James C. Pegues, P.E, M.ASCE1, Stacy S. Sprayberry, P.E. M. ASCE2, and Richard
M. Franke, P.E. M.ASCE3
1
Senior Engineer, Southern Company, Earth Science & Environmental Engineering
Department, 42 Inverness Center Parkway, Bin B426, Birmingham, AL 35242
PH (205)992-6002; FAX (205)992-0356email: jcpegues@southernco.com
2
Senior Engineer, Southern Company, Earth Science & Environmental Engineering
Department; PH (205)992-6006; email: sssprayb@southernco.com
3
Principal Engineer, Southern Company, Earth Science & Environmental
Engineering Department; PH (205)992-6224, email: rmfranke@southernco.com

Abstract:

Auger cast piles were employed to support major equipment additions under three
separate projects during 2005 and 2006 at one electric generation plant in south
Alabama. Due to the subsurface profile variations within the plant and differing
foundation loading, various lengths of auger cast piles were installed. Axial load
tests, lateral load tests and pile integrity testing were used on some of the projects.
Several problems during construction required modifications to installation methods,
including a change in foundation type mid-project on one of the additions. Predicted
and measured capacities for both axial compression and lateral capacity are
compared, along with a discussion on the various problems encountered during
construction. The paper also stresses how historical information regarding existing
facilities plays an important role in the selection and performance of foundation
types.

INTRODUCTION

Alabama Power Companys James M. Barry electric generating plant is located


north of Mobile, Alabama.

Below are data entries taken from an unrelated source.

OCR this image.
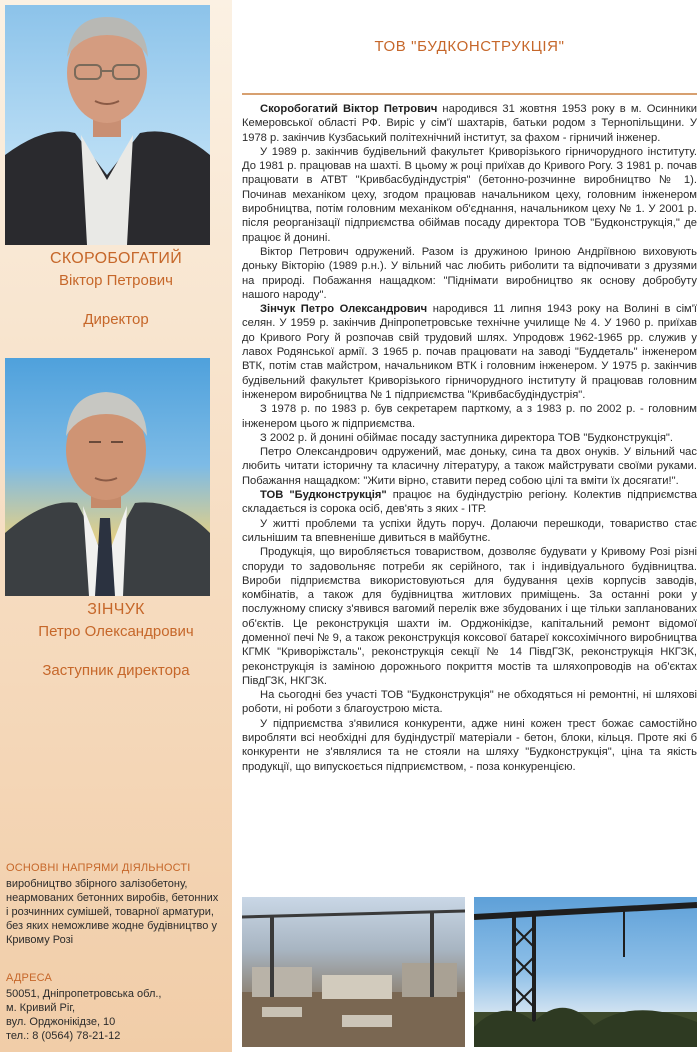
СКОРОБОГАТИЙ
Віктор Петрович
Директор
ЗІНЧУК
Петро Олександрович
Заступник директора
ОСНОВНІ НАПРЯМИ ДІЯЛЬНОСТІ
виробництво збірного залізобетону, неармованих бетонних виробів, бетонних і розчинних сумішей, товарної арматури, без яких неможливе жодне будівництво у Кривому Розі
АДРЕСА
50051, Дніпропетровська обл.,
м. Кривий Ріг,
вул. Орджонікідзе, 10
тел.: 8 (0564) 78-21-12
ТОВ "БУДКОНСТРУКЦІЯ"

Скоробогатий Віктор Петрович народився 31 жовтня 1953 року в м. Осинники Кемеровської області РФ. Виріс у сім'ї шахтарів, батьки родом з Тернопільщини. У 1978 р. закінчив Кузбаський політехнічний інститут, за фахом - гірничий інженер.

У 1989 р. закінчив будівельний факультет Криворізького гірничорудного інституту. До 1981 р. працював на шахті. В цьому ж році приїхав до Кривого Рогу. З 1981 р. почав працювати в АТВТ "Кривбасбудіндустрія" (бетонно-розчинне виробництво № 1). Починав механіком цеху, згодом працював начальником цеху, головним інженером виробництва, потім головним механіком об'єднання, начальником цеху № 1. У 2001 р. після реорганізації підприємства обіймав посаду директора ТОВ "Будконструкція," де працює й донині.

Віктор Петрович одружений. Разом із дружиною Іриною Андріївною виховують доньку Вікторію (1989 р.н.). У вільний час любить риболити та відпочивати з друзями на природі. Побажання нащадком: "Піднімати виробництво як основу добробуту нашого народу".

Зінчук Петро Олександрович народився 11 липня 1943 року на Волині в сім'ї селян. У 1959 р. закінчив Дніпропетровське технічне училище № 4. У 1960 р. приїхав до Кривого Рогу й розпочав свій трудовий шлях. Упродовж 1962-1965 рр. служив у лавох Родянської армії. З 1965 р. почав працювати на заводі "Буддеталь" інженером ВТК, потім став майстром, начальником ВТК і головним інженером. У 1975 р. закінчив будівельний факультет Криворізького гірничорудного інституту й працював головним інженером виробництва № 1 підприємства "Кривбасбудіндустрія".

З 1978 р. по 1983 р. був секретарем парткому, а з 1983 р. по 2002 р. - головним інженером цього ж підприємства.

З 2002 р. й донині обіймає посаду заступника директора ТОВ "Будконструкція".

Петро Олександрович одружений, має доньку, сина та двох онуків. У вільний час любить читати історичну та класичну літературу, а також майструвати своїми руками. Побажання нащадком: "Жити вірно, ставити перед собою цілі та вміти їх досягати!".

ТОВ "Будконструкція" працює на будіндустрію регіону. Колектив підприємства складається із сорока осіб, дев'ять з яких - ІТР.

У житті проблеми та успіхи йдуть поруч. Долаючи перешкоди, товариство стає сильнішим та впевненіше дивиться в майбутнє.

Продукція, що виробляється товариством, дозволяє будувати у Кривому Розі різні споруди то задовольняє потреби як серійного, так і індивідуального будівництва. Вироби підприємства використовуються для будування цехів корпусів заводів, комбінатів, а також для будівництва житлових приміщень. За останні роки у послужному списку з'явився вагомий перелік вже збудованих і ще тільки запланованих об'єктів. Це реконструкція шахти ім. Орджонікідзе, капітальний ремонт відомої доменної печі № 9, а також реконструкція коксової батареї коксохімічного виробництва КГМК "Криворіжсталь", реконструкція секції № 14 ПівдГЗК, реконструкція НКГЗК, реконструкція із заміною дорожнього покриття мостів та шляхопроводів на об'єктах ПівдГЗК, НКГЗК.

На сьогодні без участі ТОВ "Будконструкція" не обходяться ні ремонтні, ні шляхові роботи, ні роботи з благоустрою міста.

У підприємства з'явилися конкуренти, адже нині кожен трест божає самостійно виробляти всі необхідні для будіндустрії матеріали - бетон, блоки, кільця. Проте які б конкуренти не з'являлися та не стояли на шляху "Будконструкція", ціна та якість продукції, що випускоється підприємством, - поза конкуренцією.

The plant encompasses seven generating units consisting
of five coal fired units and two, natural gas-fired combined cycle units. Several deep
foundation systems have historically been used at the plant. For the most recent
projects, auger cast piles were recommended to accommodate the compressive, uplift
and lateral loads expected under the new equipment and structures.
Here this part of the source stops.